Lots of questions/clarifications:
Graviman - Military OEI criteria - Who cares? When you are going into battle, the standard is first operational capability (number of enemy dead, amount of territory gained) then your attrition, then your cost. Far different game than a civil equation of excellence! Remember, an Army General carefully calculates how many of his men a hill is worth. "Saving Private Ryan" was only slightly fictional...thus ballistic tolerance and survival after shootdown are valued more highly than the more improbably engine failure performance.
diethelm, a military or civil government can "mint" their own certification, and they are not bound by FAA/JAR rules in any way. There is not a way for the FAA to govern military certification or operations except when the military agrees to do so. A spitfire never saw a CAA inspector, and who cares, anyway? Winning a battle means calculations that care not a whit for what a civil standard means. In other words, a Kamakazi fighter probably is not Catagory A, and its reserve fuel included no need for an alternate!
wg13_dummy, I don't agree that mil machine are cheaper, at all. They are usually much more per pound than a similar civil helo. They spend their coin on different aspects, like a big torpedo to drop, or a turret that slews quickly and shoots fast. These attributes are expensive and important, and do not at all add to safety.
bayou06, I said nothing about a 407's civil certification, which is IMHO very nice. I said it meets no modern criteria as a military scout except that it is cheap. Anyone who goes into battle in an Apache or Black Hawk, (or would have in a Comanche) is in much better stead to come home that in a 407, which was bought by the Rumsfeld bunch that trades "now, cheap and poor" for "future, more expensive and excellent" with abandon. If you shoot the same bullet at a Black Hawk and a 145, you will get far far different damage, and that is the problem. The Army boards who set up the standards to which the H-60 and 64 were designed did so by tracking every bullet path of every hit in 3000 Hueys from Vietnam, and these standards made the survivability of these types fantastic. These rules were also applied to the Comanche, and the other helos bought by AVSCOM (the engineers hired by the Army to develop new helos). The "new" DoD of this modern era abandoned the rules, bypassed AVSCOM and just bought civil stuff off the shelf, and a generation of soldiers will pay.
flyby_heli, The firehawks are just Army Black Hawks with restricted tickets, which means that they can only fly the same missions as the Army flies, and that they cannot be used for hire with pax - everybody on board must be crew in some form or another (firefighters are crew to the mission at hand).

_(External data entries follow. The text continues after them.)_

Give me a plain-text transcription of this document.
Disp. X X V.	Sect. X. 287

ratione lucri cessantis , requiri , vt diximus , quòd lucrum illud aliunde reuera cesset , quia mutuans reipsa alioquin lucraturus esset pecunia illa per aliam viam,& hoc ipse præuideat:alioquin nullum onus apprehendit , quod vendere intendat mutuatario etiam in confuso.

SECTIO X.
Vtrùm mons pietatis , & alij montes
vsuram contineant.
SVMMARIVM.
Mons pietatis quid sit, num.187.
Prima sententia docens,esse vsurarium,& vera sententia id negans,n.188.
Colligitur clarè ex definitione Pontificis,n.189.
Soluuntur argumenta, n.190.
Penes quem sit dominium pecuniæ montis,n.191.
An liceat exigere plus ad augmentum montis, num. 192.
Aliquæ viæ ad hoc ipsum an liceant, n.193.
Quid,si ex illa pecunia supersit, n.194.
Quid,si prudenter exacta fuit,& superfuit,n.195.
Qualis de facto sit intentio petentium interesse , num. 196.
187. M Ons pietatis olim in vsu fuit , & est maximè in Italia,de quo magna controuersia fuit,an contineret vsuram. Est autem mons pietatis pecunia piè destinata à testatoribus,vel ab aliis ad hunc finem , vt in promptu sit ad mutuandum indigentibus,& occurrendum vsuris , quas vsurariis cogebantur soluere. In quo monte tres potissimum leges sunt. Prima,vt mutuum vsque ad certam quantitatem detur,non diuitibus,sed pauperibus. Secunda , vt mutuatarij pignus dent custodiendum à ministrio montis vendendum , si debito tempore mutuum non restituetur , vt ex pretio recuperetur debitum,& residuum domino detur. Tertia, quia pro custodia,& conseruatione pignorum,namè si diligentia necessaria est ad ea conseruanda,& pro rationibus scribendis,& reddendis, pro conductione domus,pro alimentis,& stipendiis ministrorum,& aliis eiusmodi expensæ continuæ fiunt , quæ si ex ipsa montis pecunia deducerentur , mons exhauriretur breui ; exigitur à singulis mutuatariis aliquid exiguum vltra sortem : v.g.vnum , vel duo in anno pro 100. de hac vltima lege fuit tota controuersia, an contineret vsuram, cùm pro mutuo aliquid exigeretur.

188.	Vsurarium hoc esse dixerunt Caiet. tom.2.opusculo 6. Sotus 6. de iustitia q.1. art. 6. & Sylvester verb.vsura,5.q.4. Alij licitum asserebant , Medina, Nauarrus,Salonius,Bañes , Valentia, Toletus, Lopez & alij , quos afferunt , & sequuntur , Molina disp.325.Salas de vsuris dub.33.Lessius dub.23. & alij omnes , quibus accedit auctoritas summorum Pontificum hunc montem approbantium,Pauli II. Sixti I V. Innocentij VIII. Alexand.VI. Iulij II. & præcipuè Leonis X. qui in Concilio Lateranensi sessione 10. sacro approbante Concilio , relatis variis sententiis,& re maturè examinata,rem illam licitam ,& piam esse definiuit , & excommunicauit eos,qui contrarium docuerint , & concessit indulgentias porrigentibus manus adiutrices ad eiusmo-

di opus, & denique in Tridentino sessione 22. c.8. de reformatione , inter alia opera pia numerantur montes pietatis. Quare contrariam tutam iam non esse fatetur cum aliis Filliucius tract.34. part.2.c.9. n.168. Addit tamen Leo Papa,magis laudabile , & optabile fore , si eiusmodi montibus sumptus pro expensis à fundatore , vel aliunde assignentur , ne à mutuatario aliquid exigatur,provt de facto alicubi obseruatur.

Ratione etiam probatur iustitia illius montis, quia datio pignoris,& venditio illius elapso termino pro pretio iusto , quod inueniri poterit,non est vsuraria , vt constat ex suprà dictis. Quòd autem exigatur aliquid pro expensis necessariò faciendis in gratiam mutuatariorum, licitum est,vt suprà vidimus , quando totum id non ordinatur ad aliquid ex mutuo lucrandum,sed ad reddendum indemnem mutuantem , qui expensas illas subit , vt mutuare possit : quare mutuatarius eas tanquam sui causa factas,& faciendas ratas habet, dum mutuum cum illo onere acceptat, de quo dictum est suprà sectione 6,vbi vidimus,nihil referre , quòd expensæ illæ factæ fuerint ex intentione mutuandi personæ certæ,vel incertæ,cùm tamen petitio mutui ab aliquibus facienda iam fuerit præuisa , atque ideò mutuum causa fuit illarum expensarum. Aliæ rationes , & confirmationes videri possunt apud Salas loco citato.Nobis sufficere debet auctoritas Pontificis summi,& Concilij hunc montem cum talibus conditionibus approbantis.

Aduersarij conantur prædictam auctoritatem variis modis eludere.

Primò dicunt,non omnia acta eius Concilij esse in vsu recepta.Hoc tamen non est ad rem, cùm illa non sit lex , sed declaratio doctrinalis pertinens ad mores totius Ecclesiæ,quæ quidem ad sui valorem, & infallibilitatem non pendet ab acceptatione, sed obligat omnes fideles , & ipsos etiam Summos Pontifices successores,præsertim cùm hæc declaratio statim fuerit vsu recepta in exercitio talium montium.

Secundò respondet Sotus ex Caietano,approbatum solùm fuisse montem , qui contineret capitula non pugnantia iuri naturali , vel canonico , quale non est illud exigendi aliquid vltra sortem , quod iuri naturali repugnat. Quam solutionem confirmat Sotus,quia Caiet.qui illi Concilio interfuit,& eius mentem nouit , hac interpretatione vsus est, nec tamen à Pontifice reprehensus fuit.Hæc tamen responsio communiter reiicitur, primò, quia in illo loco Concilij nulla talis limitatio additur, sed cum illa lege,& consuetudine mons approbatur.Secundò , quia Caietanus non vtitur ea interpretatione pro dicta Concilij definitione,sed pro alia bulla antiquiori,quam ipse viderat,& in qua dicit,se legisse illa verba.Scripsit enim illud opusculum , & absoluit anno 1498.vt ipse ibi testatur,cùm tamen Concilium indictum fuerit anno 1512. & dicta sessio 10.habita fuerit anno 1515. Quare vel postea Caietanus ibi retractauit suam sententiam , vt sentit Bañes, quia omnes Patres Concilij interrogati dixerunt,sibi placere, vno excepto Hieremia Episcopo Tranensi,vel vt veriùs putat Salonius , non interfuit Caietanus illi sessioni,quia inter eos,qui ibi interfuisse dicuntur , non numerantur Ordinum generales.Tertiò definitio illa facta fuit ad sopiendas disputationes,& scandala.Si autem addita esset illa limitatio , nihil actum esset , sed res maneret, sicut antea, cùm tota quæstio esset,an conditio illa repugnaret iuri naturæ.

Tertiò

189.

rotorfloat, I have no idea how my words sparked your confusion, except my ineptness at explaining. I am saying that the latest round of US Army purchases meets no ballistic or crashworthy criteria, and thus are a step backwards, and somehow you drew the opposite conclusion. Oh well. Furthermore, there is no rule that the H-60 had to meet about OEI performance, but it of course was tested to show its capability. This was a design fallout, not a hard requirement, if you understand the difference. Thus it is a screamer, but not by design and with little published data to back that up.
perfrej, There are two cases, and I think you mix them up a bit:
1) The machine is ex-military and no civil counterpart exists, like a Black Hawk or an Mi-24. It can be "certified" to ebter civil service as restricted, see above for that definition. No pax for hire, ever.
2) The machine has a civil design that has been fully certified, but the serial number machine you want to induct into civil commercial service is ex-military (because the military service that used it has low standards and bought it to begin with). In this case you must show that the machine you have is exactly (part by part) like its civil sister ships and that the exact machine you have has been maintained to the civil flight and maintenance manuals (part numbers, retirement intervals, and flight manual operating limits). Not a small task.
Last edited by NickLappos; 17th March 2007 at 09:09.